When Patrick says he knows and was there, do not dismiss it. He's baiting your response. Find out everything possible ASAP. Transparency is a two way street...lies by omission and such.
When you are repeatedly handed Ted A. Mastin's number as a teen and young adult, ask why. Find out all that you need to know long before he dies. (and if anyone here knows anything about him during his Dallas/Fort Worth years, I'm anxious to learn.)
Live with integrity, love fully, interact with patience, speak with confidence.
Hold people accountable.
Do not be scared. Be honorable.
Do not dismiss the things that happen, the people who make themselves known, or what you see. When people check in with you, log it. Log everything. Everything comes into perspective over time.
Get everything needed from others in writing.
There is no anonymity. Think twice before posting or emailing material that might impact those you love. The internet was given to the public for more than one reason.
Who exactly is "everyone on the mountain?" Find out.
Keep your eyes in the back of your head.
Do not seek the easy way out.
Love is always greater than fear.
Casey Claar
29th April 2025, 00:31
I had been thinking about this for a few days and I'm interested what others have to say. We all have had different journeys so that requires different prescriptions per person so to speak.
I'd teach childhood/teenage me the importance of mindfulness. A lot of my suffering was self imposed and I didn't know it at the time. Teenage years were an utter nightmare and early 20s wasn't much better. I have zero desire to relive my youth. I didn't have the tools of how to deal with my health problems and at the same time I struggled fitting in. I would constantly go over life's problems over and over and over in my head. Health problems are really scary and it sucked watching things I planned on doing as a kid be removed from me as I grew older. So I would just sit and stew and then when ****ty people would go after me because of said health problems I wouldn't push back. I didn't know any better, like I said, I didn't have the tools. My culture didn't/doesn't believe in mental health. Very foolish.

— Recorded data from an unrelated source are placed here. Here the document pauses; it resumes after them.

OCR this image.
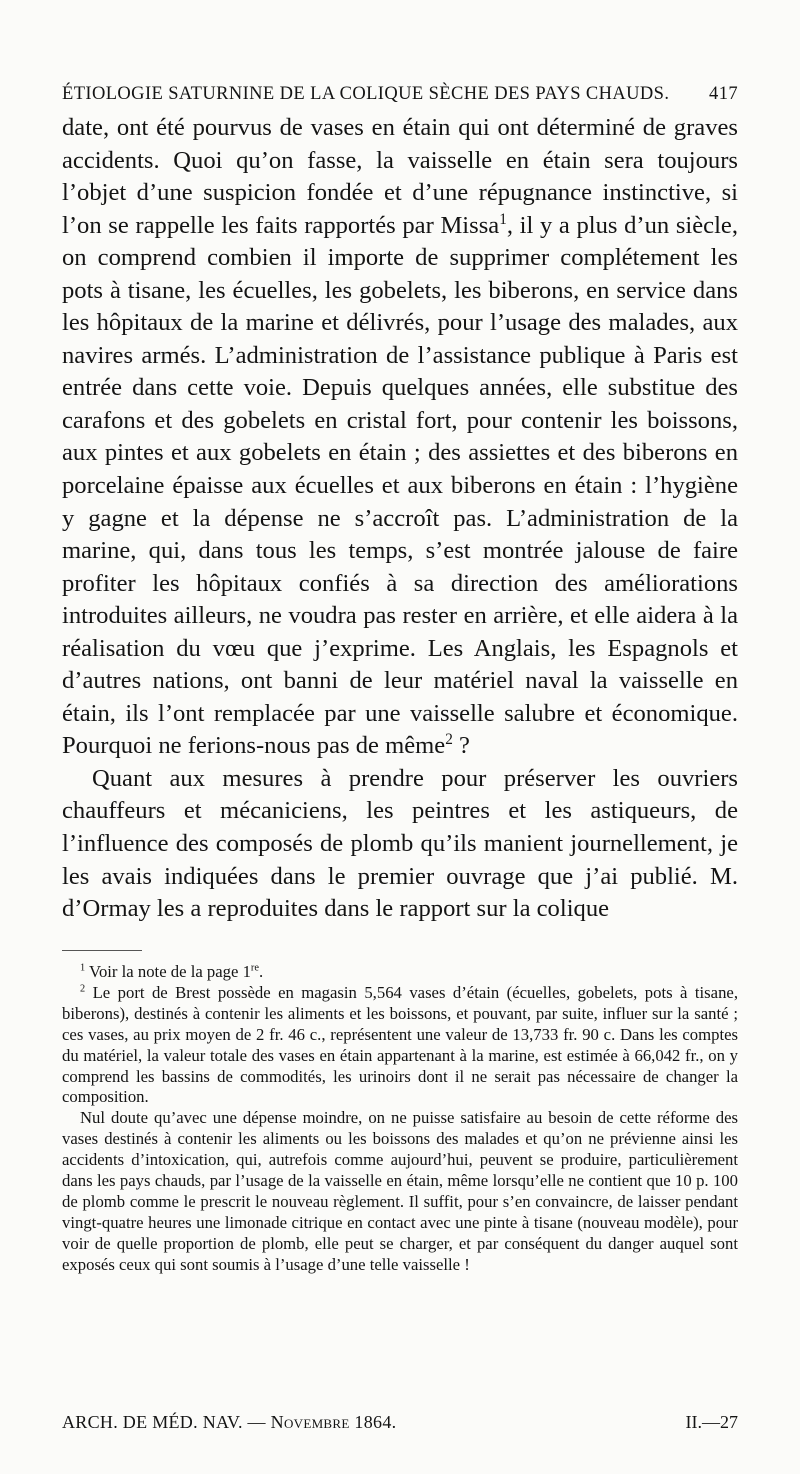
ÉTIOLOGIE SATURNINE DE LA COLIQUE SÈCHE DES PAYS CHAUDS. 417

date, ont été pourvus de vases en étain qui ont déterminé de graves accidents. Quoi qu’on fasse, la vaisselle en étain sera toujours l’objet d’une suspicion fondée et d’une répugnance instinctive, si l’on se rappelle les faits rapportés par Missa$^1$, il y a plus d’un siècle, on comprend combien il importe de supprimer complétement les pots à tisane, les écuelles, les gobelets, les biberons, en service dans les hôpitaux de la marine et délivrés, pour l’usage des malades, aux navires armés. L’administration de l’assistance publique à Paris est entrée dans cette voie. Depuis quelques années, elle substitue des carafons et des gobelets en cristal fort, pour contenir les boissons, aux pintes et aux gobelets en étain ; des assiettes et des biberons en porcelaine épaisse aux écuelles et aux biberons en étain : l’hygiène y gagne et la dépense ne s’accroît pas. L’administration de la marine, qui, dans tous les temps, s’est montrée jalouse de faire profiter les hôpitaux confiés à sa direction des améliorations introduites ailleurs, ne voudra pas rester en arrière, et elle aidera à la réalisation du vœu que j’exprime. Les Anglais, les Espagnols et d’autres nations, ont banni de leur matériel naval la vaisselle en étain, ils l’ont remplacée par une vaisselle salubre et économique. Pourquoi ne ferions-nous pas de même$^2$ ?

Quant aux mesures à prendre pour préserver les ouvriers chauffeurs et mécaniciens, les peintres et les astiqueurs, de l’influence des composés de plomb qu’ils manient journellement, je les avais indiquées dans le premier ouvrage que j’ai publié. M. d’Ormay les a reproduites dans le rapport sur la colique

$^1$ Voir la note de la page 1re.

$^2$ Le port de Brest possède en magasin 5,564 vases d’étain (écuelles, gobelets, pots à tisane, biberons), destinés à contenir les aliments et les boissons, et pouvant, par suite, influer sur la santé ; ces vases, au prix moyen de 2 fr. 46 c., représentent une valeur de 13,733 fr. 90 c. Dans les comptes du matériel, la valeur totale des vases en étain appartenant à la marine, est estimée à 66,042 fr., on y comprend les bassins de commodités, les urinoirs dont il ne serait pas nécessaire de changer la composition.

Nul doute qu’avec une dépense moindre, on ne puisse satisfaire au besoin de cette réforme des vases destinés à contenir les aliments ou les boissons des malades et qu’on ne prévienne ainsi les accidents d’intoxication, qui, autrefois comme aujourd’hui, peuvent se produire, particulièrement dans les pays chauds, par l’usage de la vaisselle en étain, même lorsqu’elle ne contient que 10 p. 100 de plomb comme le prescrit le nouveau règlement. Il suffit, pour s’en convaincre, de laisser pendant vingt-quatre heures une limonade citrique en contact avec une pinte à tisane (nouveau modèle), pour voir de quelle proportion de plomb, elle peut se charger, et par conséquent du danger auquel sont exposés ceux qui sont soumis à l’usage d’une telle vaisselle !

ARCH. DE MÉD. NAV. — Novembre 1864.	II.—27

It sounds contradictory but I was painfully self conscious and yet totally lacking in self awareness at the same time. And zero confidence. I got my confidence later in teen years but the other problems lasted for quite some time. Cluster headaches give extremely harsh life lessons and I didn't know how to deal with it. Frankly, most don't and many don't make it or become a shell of themselves. Thank God I'm passed that (and thank you to those who PM'd me during those dark days. You know who you are.)

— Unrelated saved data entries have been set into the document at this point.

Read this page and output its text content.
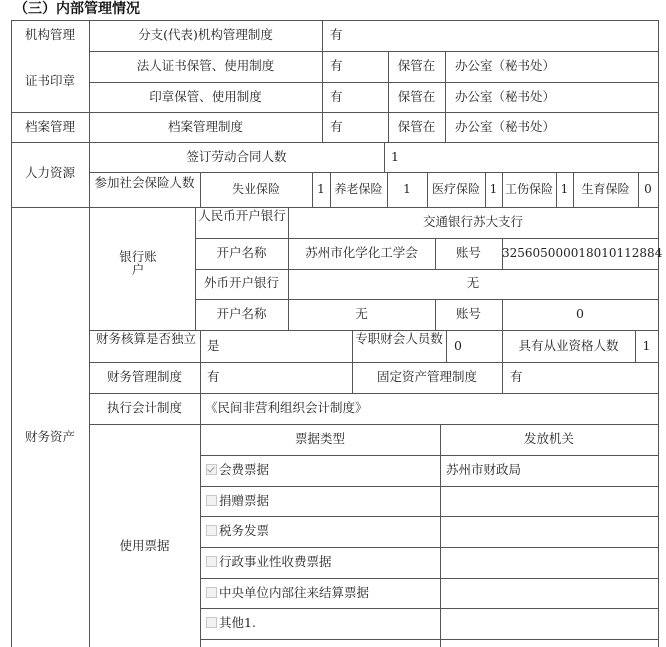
（三）内部管理情况
机构管理	分支(代表)机构管理制度	有
证书印章
法人证书保管、使用制度	有	保管在	办公室（秘书处）
印章保管、使用制度	有	保管在	办公室（秘书处）
档案管理	档案管理制度	有	保管在	办公室（秘书处）
人力资源
签订劳动合同人数	1
参加社会保险人数	失业保险	1 养老保险	1	医疗保险 1 工伤保险 1	生育保险	0
财务资产
银行账户
人民币开户银行	交通银行苏大支行
开户名称	苏州市化学化工学会	账号	325605000018010112884
外币开户银行	无
开户名称	无	账号	0
财务核算是否独立 是	专职财会人员数 0	具有从业资格人数	1
财务管理制度	有	固定资产管理制度	有
执行会计制度	《民间非营利组织会计制度》
使用票据
票据类型	发放机关
会费票据	苏州市财政局
捐赠票据
税务发票
行政事业性收费票据
中央单位内部往来结算票据
其他1.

I'm working on a project that will help folks of all ages deal with life's bumps in the road. I truly hope it helps folks. Time will tell.
So what about you folks?
Re: If you could go back in time and give yourself as a child advice what would it be?
I think I did this.
What I did, from an expanded state at a very advanced age, is go back to myself at roughly 7 years of age, meeting myself while also in what we colloquially call an 'out of body experience' - and while standing outside, looking into my own bedroom window, I stood behind myself and placed a hand on my shoulder.

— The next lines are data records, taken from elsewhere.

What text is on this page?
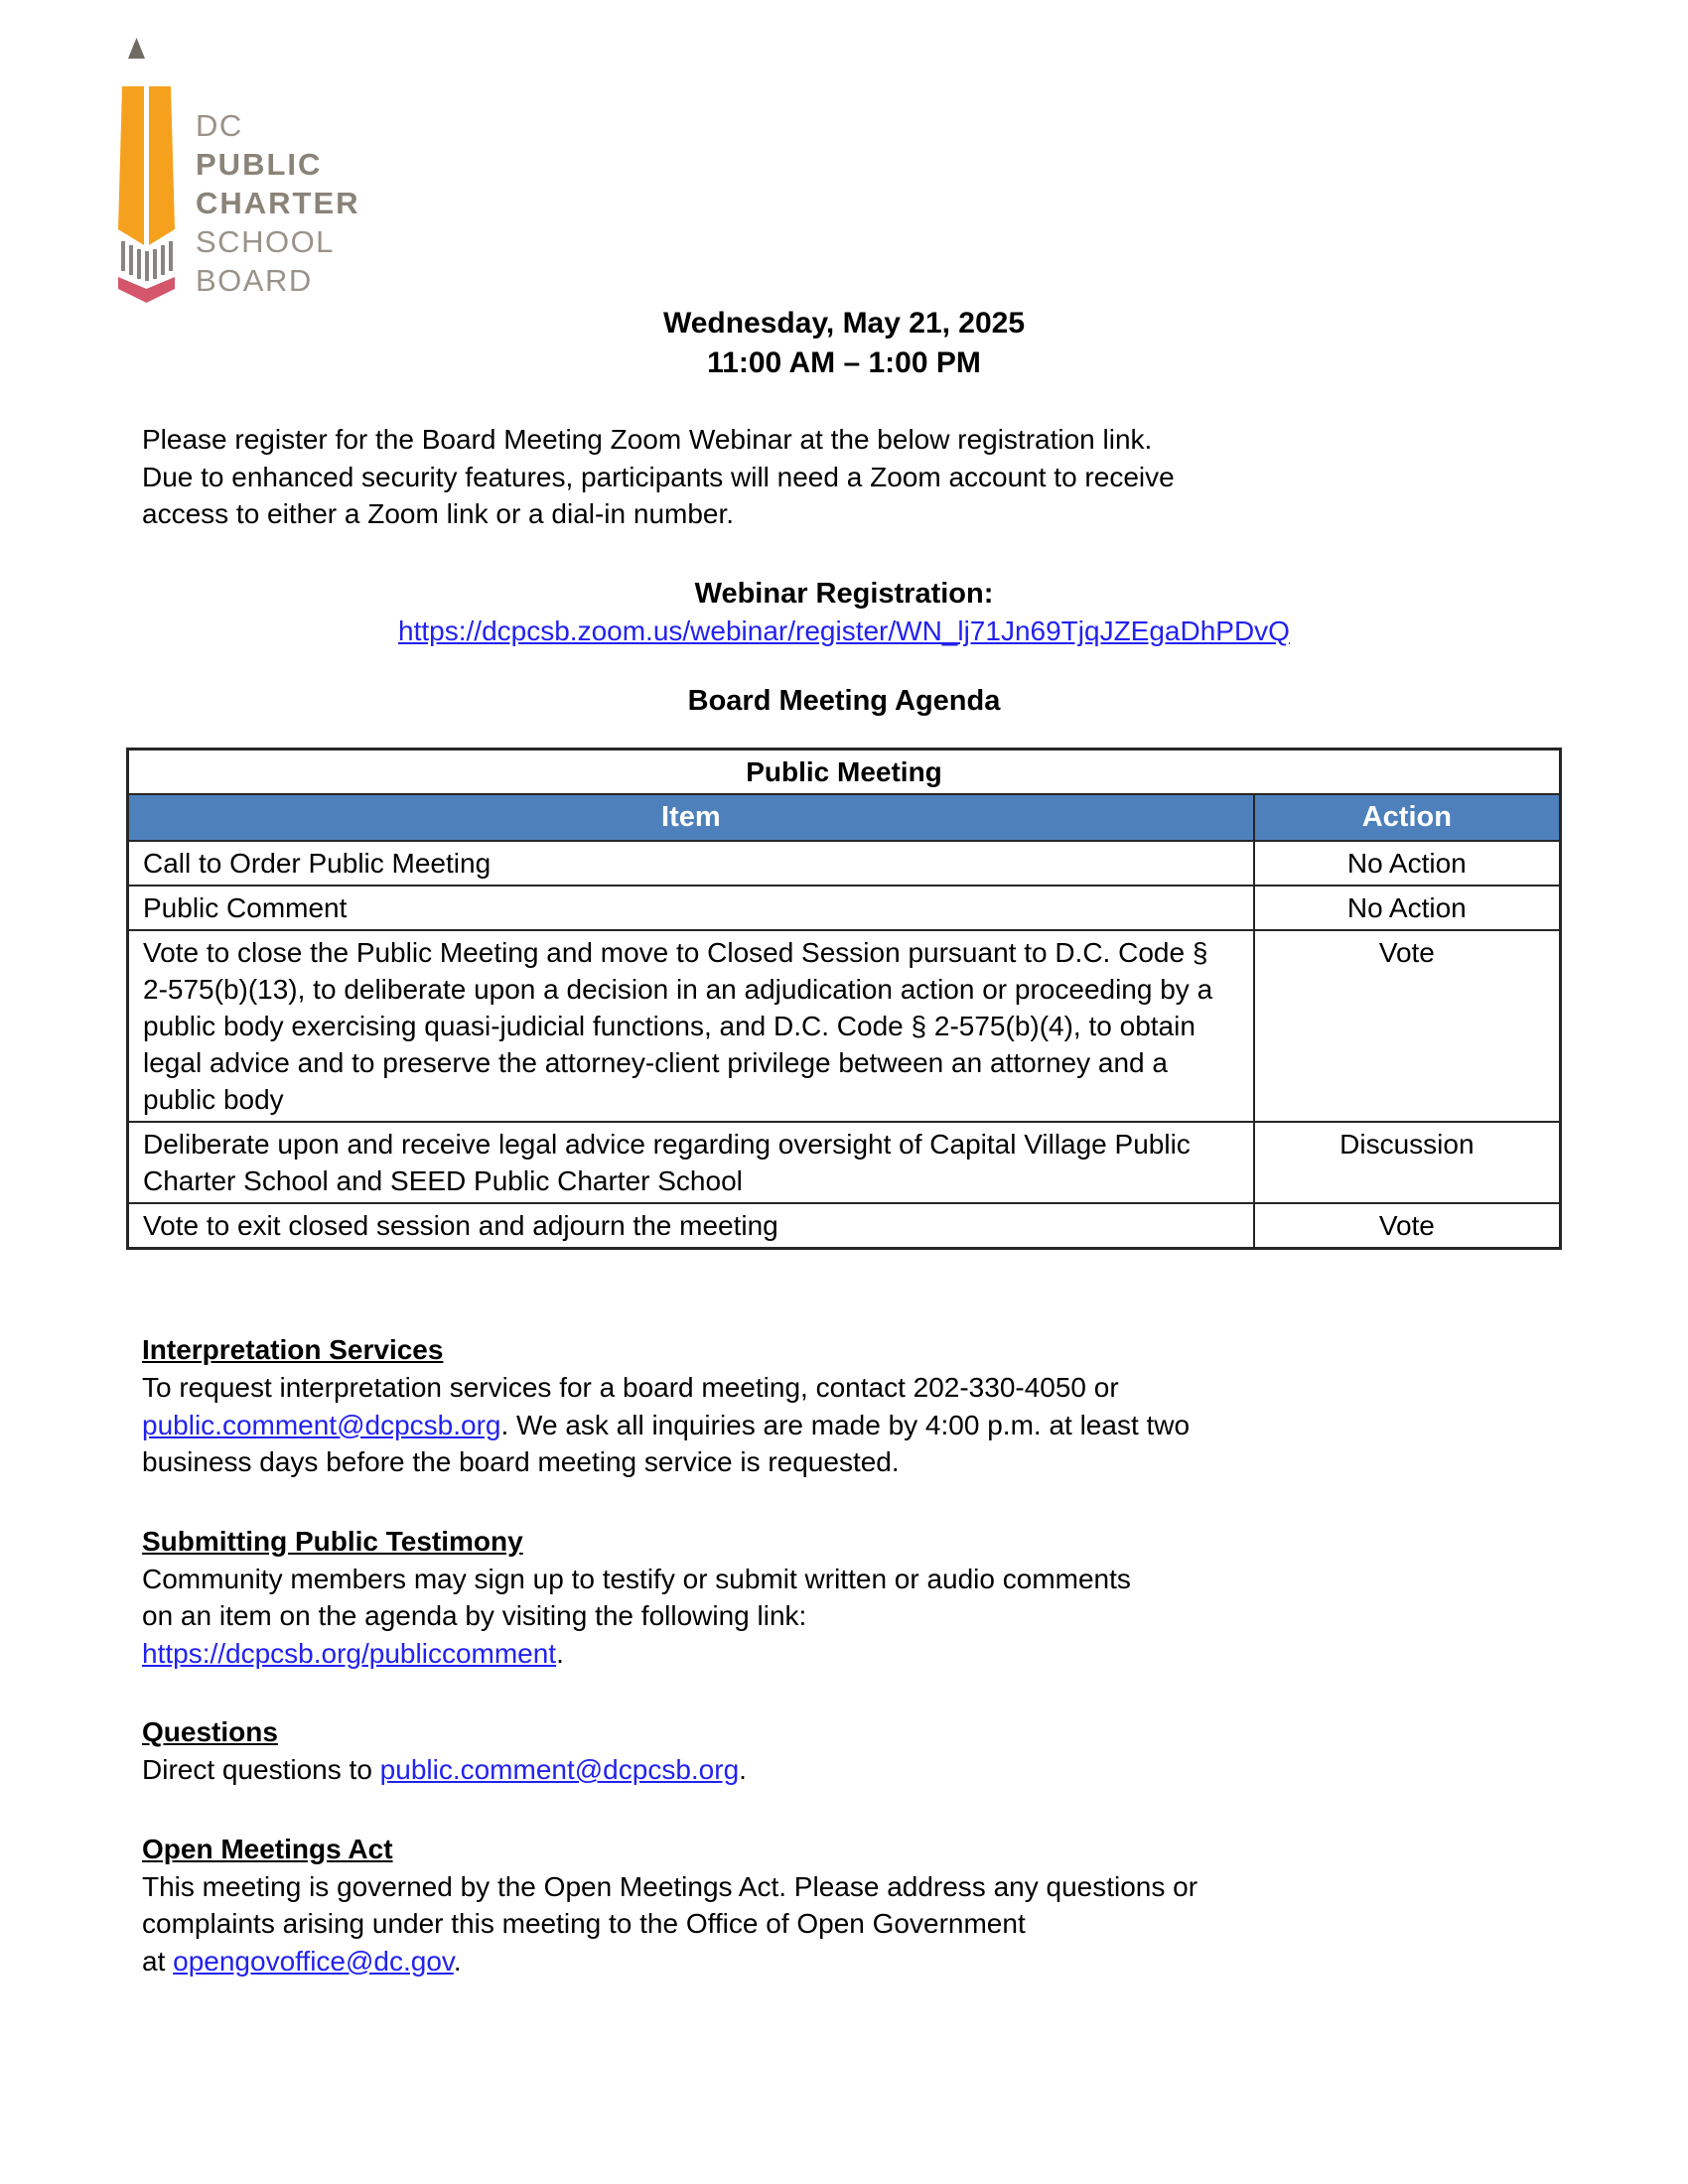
DC
PUBLIC
CHARTER
SCHOOL
BOARD
Wednesday, May 21, 2025
11:00 AM – 1:00 PM

Please register for the Board Meeting Zoom Webinar at the below registration link.
Due to enhanced security features, participants will need a Zoom account to receive
access to either a Zoom link or a dial-in number.

Webinar Registration:
https://dcpcsb.zoom.us/webinar/register/WN_lj71Jn69TjqJZEgaDhPDvQ
Board Meeting Agenda
Public Meeting	
Item	Action
Call to Order Public Meeting	No Action
Public Comment	No Action
Vote to close the Public Meeting and move to Closed Session pursuant to D.C. Code § 2-575(b)(13), to deliberate upon a decision in an adjudication action or proceeding by a public body exercising quasi-judicial functions, and D.C. Code § 2-575(b)(4), to obtain legal advice and to preserve the attorney-client privilege between an attorney and a public body	Vote
Deliberate upon and receive legal advice regarding oversight of Capital Village Public Charter School and SEED Public Charter School	Discussion
Vote to exit closed session and adjourn the meeting	Vote
Interpretation Services

To request interpretation services for a board meeting, contact 202-330-4050 or
public.comment@dcpcsb.org. We ask all inquiries are made by 4:00 p.m. at least two
business days before the board meeting service is requested.

Submitting Public Testimony

Community members may sign up to testify or submit written or audio comments
on an item on the agenda by visiting the following link:
https://dcpcsb.org/publiccomment.

Questions

Direct questions to public.comment@dcpcsb.org.

Open Meetings Act

This meeting is governed by the Open Meetings Act. Please address any questions or
complaints arising under this meeting to the Office of Open Government
at opengovoffice@dc.gov.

That's it. That's what I did. It began a series of such time-loops -and life fairly devoid of the usual fears.
Which I suspect must have been the point?
thepainterdoug
29th April 2025, 00:50
girls actually want sex
onawah
29th April 2025, 00:55
I would advise myself as a child to understand that rebelling against my childhood programming when I become old enough to do so does not remove it, but just sets the stage for more internal conflict.
Bad life choices stem from anger and rebelliousness not wisdom and there are always consequences for such, even if they don't materialise immediately or obviously.